The French president, having promised a "rupture" from France's years of stagnation, faces the specter of street demonstrations of the sort that brought down French governments twice in the past 12 years. Rather than buckling, he is stiffening his spine. Declaring the other day that "we will not retreat" in the face of the protests, he looks ready to fight for his sensible program of downsizing the national bureaucracy, trimming unaffordable sweetheart pension benefits for some public-sector workers, scrapping taxes on overtime and weaning the French from a mind-set that disdains and devalues work.

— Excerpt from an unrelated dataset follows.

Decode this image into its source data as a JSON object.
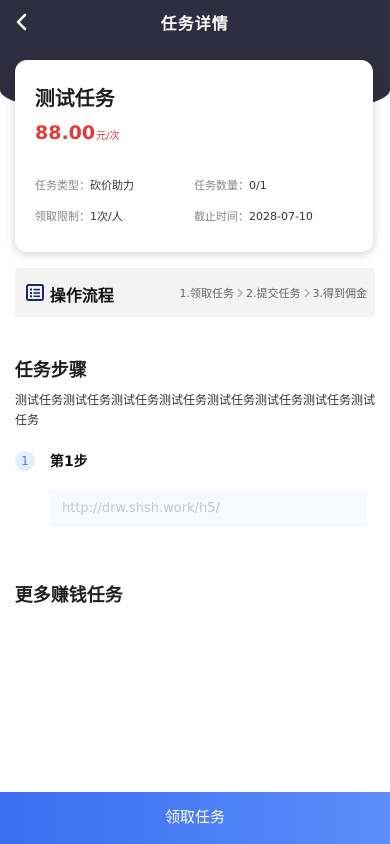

Since taking power, Mr. Sarkozy, dubbed "the Omnipresident," has launched a whirlwind of policy initiatives amid a dizzying schedule of travel, speeches and diplomacy. Overseas, he has staked out a bold agenda, the main elements of which are warmer ties with Washington, a possible reinsertion of France into NATO's military command, a fresh emphasis on human rights and environmental concerns, and a tough stance against the specter of Iranian nuclear weapons. By defining French national interests not simply, and simplistically, in opposition to America's, he is making Paris a more relevant player in international diplomacy.
Mr. Sarkozy's break with ossified French thinking is not wholly complete or coherent. In railing against the supposed evils of Wall Street, hedge funds, economic competition and globalization generally, he has signaled that the paternalistic state and its deep-rooted protectionist impulses are not quite dead in France. Nonetheless, what he offers is largely new thinking and a new direction for a country that remains, for all its problems, one of the engines of Europe's economy. For that he deserves encouragement and support from his allies on the continent and in Washington.